O objeto que faz com que Jim Graham se separe dos seus pais, no meio de uma confusão nas ruas de Xangai, e tenha eternamente sua vida alterada no auge da Segunda Guerra Mundial, é belo e simbólico por natureza. E não tinha como não ser, pois, para recuperar sua miniatura de avião militar que deixou cair, entre milhares de chineses desesperados a fugir de tanques japoneses intimidadores durante a dominação que o Japão exerceu no país, nos anos 1940, o jovem Jim, de apenas onze anos, larga da mão da sua mãe, empurrada para longe pela multidão barulhenta de civis. Se em qualquer lugar a guerra afeta os mais pobres, primeiro, ou somente eles, a burguesa família Graham sente na pele os efeitos do conflito quando é separada pelo destino imprevisível das coisas, e o resto, para quem fica e para quem foi, é pura adaptação e resistência.
E se também antes o menino se divertia em guerrear, vestindo roupas espalhafatosas na segurança de sua enorme casa protegida em uma bairro diplomático da cidade, e fingindo pilotar um avião de guerra e matando geral, pois, para a elite, o drama dos debaixo é um eterno motivo de brincadeira e risadas, tudo muda quando a realidade se impõe e os força a perceber que também vivem sob um teto de vidro – muito mais fino do que aparenta. Sozinho em Xangai, Graham acaba sobrevivendo no mundo dos refugiados indo parar num campo de concentração japonês lotado, onde os não-chineses são forçados a ficar ao longo da guerra se quiserem viver. Graham é poupado, mas sua bolha de classe é rompida enquanto, mesmo criança, aprende do que é feito o homem, seus conflitos e sua esperança sob constante provação por dias melhores.
Na década de oitenta, após redefinir a lógica do espetáculo cinematográfico com blockbusters como os Indiana Jones, Tubarão, E.T. e Contatos Imediatos de Terceiro Grau, Steven Spielberg, dentro do competitivo cenário americano de cineastas, era o diretor perfeito para o típico filme de guerra esperançoso, e acalorado, onde os finais felizes justificam os meios que sua direção tenta suavizar. Porém nem sempre o mestre do entretenimento hollywoodiano acerta, e o motivo é mais simples do que parece: quando Spielberg mostra a crueldade do mundo e das nossas relações como elas são, grandes obras brotam disso. Qualquer cena de Munique, A Cor Púrpura ou A Lista de Schindler tem uma potência sensorial incomparável a qualquer minuto de O Império do Sol, filme este que o velho amigo de George Lucas prefere tornar fraco, e fácil de engolir, ao invés de uma sólida e memorável experiência artística – como as já citadas, anteriormente.

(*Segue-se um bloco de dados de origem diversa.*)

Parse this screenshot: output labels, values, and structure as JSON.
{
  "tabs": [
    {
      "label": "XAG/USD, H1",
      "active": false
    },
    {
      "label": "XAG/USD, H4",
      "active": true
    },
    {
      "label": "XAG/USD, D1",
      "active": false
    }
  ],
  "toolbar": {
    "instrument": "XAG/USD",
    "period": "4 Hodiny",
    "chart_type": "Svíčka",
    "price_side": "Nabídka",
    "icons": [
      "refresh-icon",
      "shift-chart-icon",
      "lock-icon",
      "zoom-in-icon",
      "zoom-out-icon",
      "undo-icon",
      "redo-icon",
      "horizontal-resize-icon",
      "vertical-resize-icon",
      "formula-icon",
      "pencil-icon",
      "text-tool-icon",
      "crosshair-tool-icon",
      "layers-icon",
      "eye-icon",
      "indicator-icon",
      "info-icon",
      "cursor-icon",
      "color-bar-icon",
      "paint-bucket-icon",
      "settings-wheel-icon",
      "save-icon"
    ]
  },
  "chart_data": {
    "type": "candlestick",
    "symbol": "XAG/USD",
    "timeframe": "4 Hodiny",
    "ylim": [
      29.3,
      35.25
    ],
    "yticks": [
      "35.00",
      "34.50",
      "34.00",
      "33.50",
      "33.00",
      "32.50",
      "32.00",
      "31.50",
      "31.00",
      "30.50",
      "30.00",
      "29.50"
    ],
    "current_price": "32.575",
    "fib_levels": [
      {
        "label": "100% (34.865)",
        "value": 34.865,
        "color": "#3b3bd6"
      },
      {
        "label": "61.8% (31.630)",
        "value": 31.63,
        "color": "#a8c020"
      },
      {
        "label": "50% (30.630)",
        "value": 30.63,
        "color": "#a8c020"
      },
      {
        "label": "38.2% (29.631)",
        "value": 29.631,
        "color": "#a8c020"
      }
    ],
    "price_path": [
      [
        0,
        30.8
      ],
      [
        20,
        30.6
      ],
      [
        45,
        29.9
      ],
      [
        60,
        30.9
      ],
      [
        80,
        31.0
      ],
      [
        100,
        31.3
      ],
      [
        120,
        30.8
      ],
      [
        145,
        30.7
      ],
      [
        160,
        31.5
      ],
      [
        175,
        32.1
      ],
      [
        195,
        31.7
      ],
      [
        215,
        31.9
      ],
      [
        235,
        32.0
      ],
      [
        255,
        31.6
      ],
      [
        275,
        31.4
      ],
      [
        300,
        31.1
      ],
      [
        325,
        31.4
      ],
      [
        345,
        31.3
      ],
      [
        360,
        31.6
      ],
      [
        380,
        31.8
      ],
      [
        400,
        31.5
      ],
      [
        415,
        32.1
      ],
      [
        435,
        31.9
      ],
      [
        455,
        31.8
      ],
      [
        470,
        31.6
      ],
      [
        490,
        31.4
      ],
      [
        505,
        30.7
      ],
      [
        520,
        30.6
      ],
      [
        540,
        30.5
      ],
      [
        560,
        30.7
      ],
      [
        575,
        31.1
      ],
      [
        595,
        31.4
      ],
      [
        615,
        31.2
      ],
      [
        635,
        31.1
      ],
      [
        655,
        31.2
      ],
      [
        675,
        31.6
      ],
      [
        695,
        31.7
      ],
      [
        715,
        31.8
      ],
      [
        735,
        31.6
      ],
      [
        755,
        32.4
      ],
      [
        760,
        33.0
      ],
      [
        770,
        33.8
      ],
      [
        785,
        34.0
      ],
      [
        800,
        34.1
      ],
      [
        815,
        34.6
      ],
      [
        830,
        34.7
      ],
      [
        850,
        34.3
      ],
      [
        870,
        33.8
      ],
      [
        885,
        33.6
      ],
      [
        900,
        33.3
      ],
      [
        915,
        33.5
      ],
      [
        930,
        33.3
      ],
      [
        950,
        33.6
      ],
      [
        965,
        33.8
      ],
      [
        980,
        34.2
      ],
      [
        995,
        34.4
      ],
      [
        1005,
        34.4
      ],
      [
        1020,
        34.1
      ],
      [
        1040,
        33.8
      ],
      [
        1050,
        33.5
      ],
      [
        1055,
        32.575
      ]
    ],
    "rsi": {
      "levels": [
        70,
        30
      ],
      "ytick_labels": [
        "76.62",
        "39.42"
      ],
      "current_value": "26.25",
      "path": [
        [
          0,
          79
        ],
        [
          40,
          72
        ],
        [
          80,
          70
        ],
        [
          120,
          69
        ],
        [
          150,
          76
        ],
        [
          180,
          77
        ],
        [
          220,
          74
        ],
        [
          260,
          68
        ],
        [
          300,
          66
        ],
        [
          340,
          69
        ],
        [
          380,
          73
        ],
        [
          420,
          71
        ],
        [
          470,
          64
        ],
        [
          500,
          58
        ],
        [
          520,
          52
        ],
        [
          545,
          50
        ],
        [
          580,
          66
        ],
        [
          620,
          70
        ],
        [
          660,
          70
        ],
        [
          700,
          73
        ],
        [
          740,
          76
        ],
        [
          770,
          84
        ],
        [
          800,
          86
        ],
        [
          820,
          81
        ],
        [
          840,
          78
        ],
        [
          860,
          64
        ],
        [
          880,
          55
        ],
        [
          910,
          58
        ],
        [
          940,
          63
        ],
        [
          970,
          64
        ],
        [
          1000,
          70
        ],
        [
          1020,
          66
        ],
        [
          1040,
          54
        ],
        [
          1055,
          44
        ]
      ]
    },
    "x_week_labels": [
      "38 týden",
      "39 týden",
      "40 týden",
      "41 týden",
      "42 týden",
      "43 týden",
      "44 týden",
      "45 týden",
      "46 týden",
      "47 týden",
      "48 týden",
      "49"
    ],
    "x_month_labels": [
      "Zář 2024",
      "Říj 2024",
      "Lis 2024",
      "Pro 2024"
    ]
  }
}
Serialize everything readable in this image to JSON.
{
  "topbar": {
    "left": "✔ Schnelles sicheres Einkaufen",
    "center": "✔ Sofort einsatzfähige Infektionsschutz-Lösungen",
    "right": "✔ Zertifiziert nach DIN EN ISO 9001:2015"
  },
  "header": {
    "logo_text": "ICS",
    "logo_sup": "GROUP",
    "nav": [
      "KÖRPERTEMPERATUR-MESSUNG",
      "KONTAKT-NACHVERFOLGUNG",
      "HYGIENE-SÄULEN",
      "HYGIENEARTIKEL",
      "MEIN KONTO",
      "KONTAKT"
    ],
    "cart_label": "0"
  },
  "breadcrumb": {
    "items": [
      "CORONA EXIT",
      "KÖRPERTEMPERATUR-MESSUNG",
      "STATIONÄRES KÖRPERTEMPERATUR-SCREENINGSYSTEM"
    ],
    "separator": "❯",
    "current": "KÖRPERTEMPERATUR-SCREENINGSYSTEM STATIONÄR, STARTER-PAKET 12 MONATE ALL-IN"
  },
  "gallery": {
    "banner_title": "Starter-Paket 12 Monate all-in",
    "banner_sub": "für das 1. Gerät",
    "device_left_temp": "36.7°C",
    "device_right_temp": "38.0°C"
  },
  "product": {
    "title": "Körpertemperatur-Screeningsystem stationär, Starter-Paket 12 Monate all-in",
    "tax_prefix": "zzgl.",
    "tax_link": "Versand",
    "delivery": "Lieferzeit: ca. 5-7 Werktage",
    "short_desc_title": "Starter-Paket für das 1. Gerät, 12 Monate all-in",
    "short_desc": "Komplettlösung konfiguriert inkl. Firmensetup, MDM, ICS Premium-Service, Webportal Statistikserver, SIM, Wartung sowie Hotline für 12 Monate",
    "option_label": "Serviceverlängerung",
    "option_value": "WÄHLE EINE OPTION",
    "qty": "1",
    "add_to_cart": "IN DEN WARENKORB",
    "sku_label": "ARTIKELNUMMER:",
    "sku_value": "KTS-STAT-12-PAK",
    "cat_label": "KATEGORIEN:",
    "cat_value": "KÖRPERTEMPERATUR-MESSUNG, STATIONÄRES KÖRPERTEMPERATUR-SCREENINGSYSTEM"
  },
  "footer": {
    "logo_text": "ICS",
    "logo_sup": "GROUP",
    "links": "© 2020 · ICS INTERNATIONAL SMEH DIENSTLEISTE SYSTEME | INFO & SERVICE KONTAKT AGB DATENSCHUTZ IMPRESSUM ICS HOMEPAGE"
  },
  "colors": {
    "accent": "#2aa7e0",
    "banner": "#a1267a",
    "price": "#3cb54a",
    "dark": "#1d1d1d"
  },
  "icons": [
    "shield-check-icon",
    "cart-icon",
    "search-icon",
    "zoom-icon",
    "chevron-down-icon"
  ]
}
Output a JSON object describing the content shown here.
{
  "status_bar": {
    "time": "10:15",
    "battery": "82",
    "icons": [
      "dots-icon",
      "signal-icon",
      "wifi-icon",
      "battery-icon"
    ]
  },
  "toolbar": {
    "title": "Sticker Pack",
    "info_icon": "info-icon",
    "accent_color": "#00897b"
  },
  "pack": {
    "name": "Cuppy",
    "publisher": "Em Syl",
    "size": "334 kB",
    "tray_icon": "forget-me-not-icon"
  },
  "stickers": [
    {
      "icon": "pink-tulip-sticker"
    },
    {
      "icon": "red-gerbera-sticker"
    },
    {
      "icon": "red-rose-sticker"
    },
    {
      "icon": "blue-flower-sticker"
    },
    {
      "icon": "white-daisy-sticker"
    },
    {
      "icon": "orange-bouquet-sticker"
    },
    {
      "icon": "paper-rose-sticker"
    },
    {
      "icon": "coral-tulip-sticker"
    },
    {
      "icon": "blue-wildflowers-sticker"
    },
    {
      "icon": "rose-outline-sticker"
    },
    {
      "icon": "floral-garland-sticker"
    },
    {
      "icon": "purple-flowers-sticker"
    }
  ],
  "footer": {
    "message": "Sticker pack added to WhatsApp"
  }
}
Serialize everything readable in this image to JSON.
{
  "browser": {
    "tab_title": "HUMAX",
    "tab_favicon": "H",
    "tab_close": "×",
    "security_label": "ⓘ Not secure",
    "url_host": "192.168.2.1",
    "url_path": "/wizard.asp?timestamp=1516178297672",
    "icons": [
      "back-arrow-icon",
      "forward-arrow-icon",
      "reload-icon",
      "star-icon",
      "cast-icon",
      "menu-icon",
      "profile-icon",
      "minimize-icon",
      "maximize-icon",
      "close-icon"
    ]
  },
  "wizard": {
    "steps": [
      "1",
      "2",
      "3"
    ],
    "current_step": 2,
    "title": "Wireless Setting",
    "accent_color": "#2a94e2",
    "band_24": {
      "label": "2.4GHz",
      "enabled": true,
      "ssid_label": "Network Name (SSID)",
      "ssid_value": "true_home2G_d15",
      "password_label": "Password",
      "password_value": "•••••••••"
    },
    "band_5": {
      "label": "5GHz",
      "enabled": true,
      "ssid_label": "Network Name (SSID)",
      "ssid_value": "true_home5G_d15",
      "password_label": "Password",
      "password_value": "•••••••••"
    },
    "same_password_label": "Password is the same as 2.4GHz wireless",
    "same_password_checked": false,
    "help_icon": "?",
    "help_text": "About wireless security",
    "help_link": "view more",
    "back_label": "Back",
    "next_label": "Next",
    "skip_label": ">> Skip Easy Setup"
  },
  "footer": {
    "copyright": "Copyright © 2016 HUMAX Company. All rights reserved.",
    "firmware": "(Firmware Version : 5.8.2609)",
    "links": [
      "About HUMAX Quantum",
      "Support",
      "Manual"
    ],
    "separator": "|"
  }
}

Pode-se falar, contudo, que o filme é de dois fatores, aqui: um jovem Christian Bale, numa ótima atuação enquanto perde a inocência de sua zona de conforto ao invadir uma zona de pura tensão e selvageria (pouquíssimas vezes sentidas no filme), e a fotografia de Allen Daviau. A forma como muitos enxergam O Império do Sol como um dos épicos de Spielberg se vale principalmente dos espetaculares planos de Daviau, como na icônica cena de Bale, banhado pelo brilho de um pôr do sol verdadeiro, fazendo continência aos aviadores japoneses que ainda resistiam, mesmo com seu país explodindo em mil bombardeios. Visual impecável para uma cena indispensável ao protagonista. Seu personagem amava os ares, e foi na busca por uma miniatura de avião que ela, a aviação, o fez reparar na vida e na morte, cara a cara. Simbólico, mas aquém de todo o seu potencial dramático, temático e cinematográfico. Spielberg já fez melhor, mas também faria muito pior com Cavalo de Guerra. Esse sim, um insulto.